Manuel ne pensait pas vivre jusqu’à 30 ans

Publié le 5 avril 2013 sur OSIBouaké.org

Ouest France - Pierrick Baudais - vendredi 05 avril 2013 - Le Sidaction débute ce vendredi pour une durée de trois jours. À Paris, Manuel Picaud vit avec le virus depuis 27 ans. Un quotidien heureux, mais pas tout à fait ordinaire.

« C’est vrai que je suis un dinosaure. Manuel Picaud, 47 ans, en sourirait presque. Ce Parisien vit avec le virus du sida   depuis qu’il a 20 ans. Une contamination par voie sexuelle comme la plupart des personnes atteintes, qu’elles soient homo ou hétérosexuelles.

« À cette époque, je ne pensais pas dépasser les 30 ans. Aujourd’hui, je suis content de vieillir. » Toujours avec la maladie, cette vieille dame de compagnie qui vous rappelle à l’ordre si vous ne vous occupez plus d’elle.

Manuel Picaud a pris des kilos de médicaments. L’AZT, d’abord, une des premières substances approuvées dans le traitement du sida  . Puis ce furent les bi et trithérapies (l’association de deux ou trois inhibiteurs).

« Je ne peux conserver le même traitement plus de deux ou trois ans, sinon ce sont des allergies cutanées. Ou un œdème de Quincke », un gonflement rapide de la peau.

« Il n’y a pas que les cachets »

En 2004, il participe à un essai thérapeutique destiné à tester une nouvelle molécule. « Cela m’a flingué le foie. J’ai eu une hépatite médicamenteuse. Durant six mois, j’ai dû tout arrêter. »

Le verdict fut immédiat. Sa charge virale (le nombre de copies de VIH   dans le sang) est remontée.

Aujourd’hui, Manuel Picaud va bien, malgré une trithérapie contraignante. Il avale une quinzaine de pilules par jour. « L’autre soir, j’ai préparé toutes mes doses pour le mois : 30 petits flacons remplis de cachets. Cela me permet de moins y penser ensuite. »

Aux pilules contre le VIH   s’ajoutent celles contre les effets secondaires : diarrhées, nausées, sommeil perturbé... « Certains médicaments rendent fous. »

Mais vivre avec le sida  , « ce n’est pas simplement prendre des cachets ». En octobre, avec son compagnon Alain, il était en quête d’une compagnie d’assurance, dans le cadre d’un prêt relais d’un an. Aucune n’a accepté.

« Certaines m’ont dit qu’elles n’avaient pas de statistiques avec des gens comme moi. Elles ne pouvaient donc pas prendre le risque. Je leur ai répondu : "Mais si vous n’essayez pas avec moi, vous n’aurez jamais de stats !" »

Dans sa vie intime aussi, plusieurs amants ont préféré cesser toute relation dès que Manuel leur apprenait sa séropositivité.
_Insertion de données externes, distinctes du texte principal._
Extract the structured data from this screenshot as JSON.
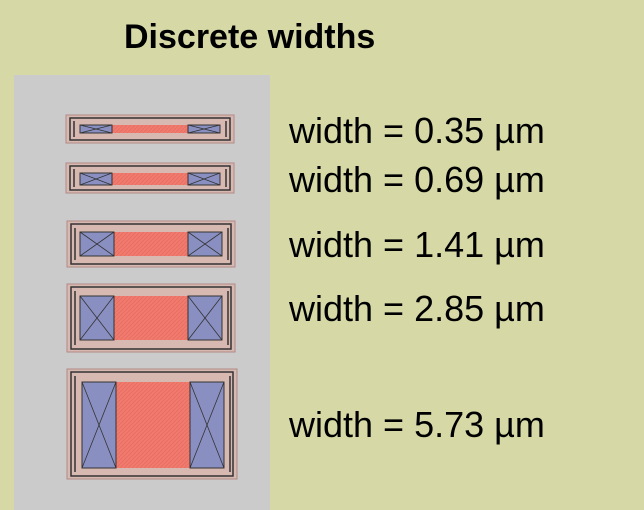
{
  "title": "Discrete widths",
  "colors": {
    "background": "#d6d9a6",
    "panel": "#cbcbcb",
    "channel": "#f07a6d",
    "contact": "#8a8fc2",
    "outline": "#333333",
    "well": "#e8a79f"
  },
  "devices": [
    {
      "label": "width = 0.35 µm",
      "width_um": 0.35
    },
    {
      "label": "width = 0.69 µm",
      "width_um": 0.69
    },
    {
      "label": "width = 1.41 µm",
      "width_um": 1.41
    },
    {
      "label": "width = 2.85 µm",
      "width_um": 2.85
    },
    {
      "label": "width = 5.73 µm",
      "width_um": 5.73
    }
  ]
}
Seul Alain, rencontré en 1996, « m’a dit : "Et alors ?" Si, à l’époque, on avait pu se marier, je lui aurai demandé de m’épouser sur l’instant », plaisante-t-il encore ému.

Depuis quelques années, ce militant de l’association Actif santé ne craint plus de témoigner. La découverte de sa maladie, en 2004, par son employeur lui a sans doute coûté son poste de cadre bancaire.

Désormais, libéré de ce « secret », il est rédacteur en chef d’un site spécialisé dans la bande dessinée. Et goûte chaque instant « sans savoir à quoi demain ressemblera ».